GENEALOGY-DNA-L ArchivesArchiver > GENEALOGY-DNA > 2010-02 > 1265729145
From: David Faux <>
Subject: Re: [DNA] Variance Assessment of R:U106 DYS425Null Cluster
Date: Tue, 9 Feb 2010 07:25:45 -0800
Judging by the phletora of "unpositive" comments from people who are well
versed in the statistical nuances of what you are asserting, you are under
attack from all quarters. I have patiently permitted you to assail my
capabilities as a scientist, and stood by while others who dared to disagree
with you were castigated in one way or the other. It should be clear now
that your rationale and your methodology leave more holes than Swiss cheeze
and you have been called on it by myself, and those who are more savy than
I in the finer points of statistical arguments. Fine. I can understand
your frustration, but now a line has been crossed.
It is never ok to publicly discuss a disagreement with the reviewer of a
peer reviewed journal. None of it is "funny". As a scientist I thought
that you would be aware of this "unwritten rule". The peer review process
is in place to ensure that material with serious flaws does not achieve the
seal of approval presumed by official publication. I am very surprised that
the reviewer, who you obviously know (this is not an anonymous reviewer),
would sign off on the paper. He or she (and there are only a few so any of
us can deduce who you are speaking about, and you have used "he"), dared to
disagree with you (which is their role) so you went into the attack mode.
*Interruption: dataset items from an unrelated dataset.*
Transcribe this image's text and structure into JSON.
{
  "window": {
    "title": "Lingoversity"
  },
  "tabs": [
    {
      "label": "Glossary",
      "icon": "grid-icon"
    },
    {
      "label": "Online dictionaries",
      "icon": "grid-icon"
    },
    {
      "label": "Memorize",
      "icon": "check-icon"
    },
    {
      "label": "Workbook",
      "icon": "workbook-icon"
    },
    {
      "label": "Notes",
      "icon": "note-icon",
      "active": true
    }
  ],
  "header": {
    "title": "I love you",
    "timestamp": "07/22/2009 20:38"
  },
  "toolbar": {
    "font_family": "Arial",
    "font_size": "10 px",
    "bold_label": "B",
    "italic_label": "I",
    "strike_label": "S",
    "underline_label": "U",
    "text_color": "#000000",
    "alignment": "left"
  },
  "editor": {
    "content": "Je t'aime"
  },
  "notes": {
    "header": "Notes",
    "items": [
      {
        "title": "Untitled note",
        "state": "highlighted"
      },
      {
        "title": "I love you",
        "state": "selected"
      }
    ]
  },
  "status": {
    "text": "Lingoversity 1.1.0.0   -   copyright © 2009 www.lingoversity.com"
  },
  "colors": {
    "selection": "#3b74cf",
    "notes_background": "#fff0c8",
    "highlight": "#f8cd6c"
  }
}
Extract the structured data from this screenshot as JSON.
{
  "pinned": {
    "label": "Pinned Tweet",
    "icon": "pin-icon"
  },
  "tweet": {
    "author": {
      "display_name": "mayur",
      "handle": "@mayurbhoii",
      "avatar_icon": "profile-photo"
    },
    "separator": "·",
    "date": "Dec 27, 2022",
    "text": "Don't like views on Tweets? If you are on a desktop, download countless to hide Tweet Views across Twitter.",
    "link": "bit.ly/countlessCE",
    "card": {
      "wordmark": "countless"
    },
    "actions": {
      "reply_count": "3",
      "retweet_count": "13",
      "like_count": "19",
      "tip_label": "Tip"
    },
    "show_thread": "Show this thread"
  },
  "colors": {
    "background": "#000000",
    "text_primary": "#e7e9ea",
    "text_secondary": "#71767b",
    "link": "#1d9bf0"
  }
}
What is printed below should never have seen the light of day, and is truly
unbecoming of anyone who calls themselves a scientist. I can only hope that
you have written personally to appologize, but do think that a more public
acknowledgement of your error would be appropos.
David K. Faux
On Mon, Feb 8, 2010 at 8:13 PM, Anatole Klyosov <>wrote:
> Now, a funny story. When my would-be publication in JOGG was going through
> review process, a reviewer, who did not believe in my approach, had sent me
> his personal example, it order (apparently) to pin me down. His case
> considered 19 relatives, all having the common ancestor who was born in...
> well, he did not say at the beginning (naturally). Their 19 of 37-marker
> haplotypes contained 23 mutations. Therefore, 23 mutations in 703 markers
> would give 23/703/0.00243 = 13.464 generations (being ridiculously precise
> for the sake of these particular calculations), that is 337 years to a
> common ancestor. That is, their common ancestor lived around 1672, and was
> born some 25 years before that, that is around 1647. That was a condition
> the reviewer - when the ancestor was born? I have tried to explain that I
> not operate with single generations, since a typical margin or error
> precludes it, but the reviewer wanted to know. O.K.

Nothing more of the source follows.